The easiest way to know when that meeting will be is to do as I suggested and ask the current Board when the terms of the current Directors expire.

I don't know any other way to explain this. I'm not an attorney and I do not work in the legal profession. If I'm not making it clear, perhaps I'm not the one to explain it to you.
JohnL26 (Florida)
Posts: 89
Posted:
Hi Tim,

>I don't know any other way to explain this. I'm not an attorney and I do not work in the legal profession. If I'm not making it clear, perhaps I'm not the one to explain it to you.

You are making your opinion clear.

So, in regard to FL 617.0809(1) wouldn't there need to be a written record of any director appointed in this way? There's nothing in the board minutes.
TimB4 (Tennessee)
Posts: 21,059
Posted:
There should be some record of that action. However, lack of a record doesn't mean it wasn't done.

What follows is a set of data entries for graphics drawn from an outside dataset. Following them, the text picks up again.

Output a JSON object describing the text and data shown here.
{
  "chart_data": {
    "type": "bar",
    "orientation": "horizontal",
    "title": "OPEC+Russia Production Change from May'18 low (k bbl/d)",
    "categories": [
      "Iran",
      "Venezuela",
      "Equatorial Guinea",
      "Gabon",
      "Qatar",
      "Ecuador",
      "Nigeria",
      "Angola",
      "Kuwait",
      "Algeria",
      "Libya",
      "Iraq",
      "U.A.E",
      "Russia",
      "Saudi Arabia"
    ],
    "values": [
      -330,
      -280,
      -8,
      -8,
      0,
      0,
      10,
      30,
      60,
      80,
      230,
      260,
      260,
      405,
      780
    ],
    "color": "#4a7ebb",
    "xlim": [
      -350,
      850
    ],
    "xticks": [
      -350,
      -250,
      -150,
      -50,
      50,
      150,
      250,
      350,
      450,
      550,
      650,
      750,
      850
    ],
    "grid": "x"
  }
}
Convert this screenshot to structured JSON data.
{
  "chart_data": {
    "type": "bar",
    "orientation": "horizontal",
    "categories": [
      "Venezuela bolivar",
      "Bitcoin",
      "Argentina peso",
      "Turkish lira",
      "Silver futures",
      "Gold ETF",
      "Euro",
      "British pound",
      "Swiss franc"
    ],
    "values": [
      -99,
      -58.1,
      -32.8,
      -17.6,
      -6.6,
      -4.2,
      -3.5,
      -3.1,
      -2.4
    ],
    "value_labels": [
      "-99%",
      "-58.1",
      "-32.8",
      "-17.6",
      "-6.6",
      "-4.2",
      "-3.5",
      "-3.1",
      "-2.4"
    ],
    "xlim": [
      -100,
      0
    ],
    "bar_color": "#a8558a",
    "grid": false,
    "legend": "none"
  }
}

Often things that should be in the minutes are omitted. They aren't omitted by malice, they are simply omitted because the Board didn't think the issue was important enough to notate. However, that doesn't mean that it didn't happen.

TimB4 (Tennessee)
Posts: 21,059
Posted:
Quote:
Posted By TimB4 on 12/08/2014 9:06 AM

However, that doesn't mean that it didn't happen.

I suppose that if you wanted to go into litigation over the issue, the lack of such a record may be relevant. However, if you did, the court may simply acknowledge that it wasn't recorded and not really do anything about it since the reason the individual board stays on is because of a lack of a quorum.
JohnL26 (Florida)
Posts: 89
Posted:
Hi Tim,

Thanks for all your help.

If it did come to litigation I think the board would be hard pressed to claim they elected themselves at the end of their term because the terms for all seats expire at the same time. In any case, it is previous board members who were on the board when the 3 year terms expired. They will confirm that they didn't re-elect themselves.
JohnL26 (Florida)
Posts: 89
Posted:
Sorry, I should have said.

The plan is to hold an election at a special meeting. If I'm not mistaken, any dispute can be resolved at arbitration.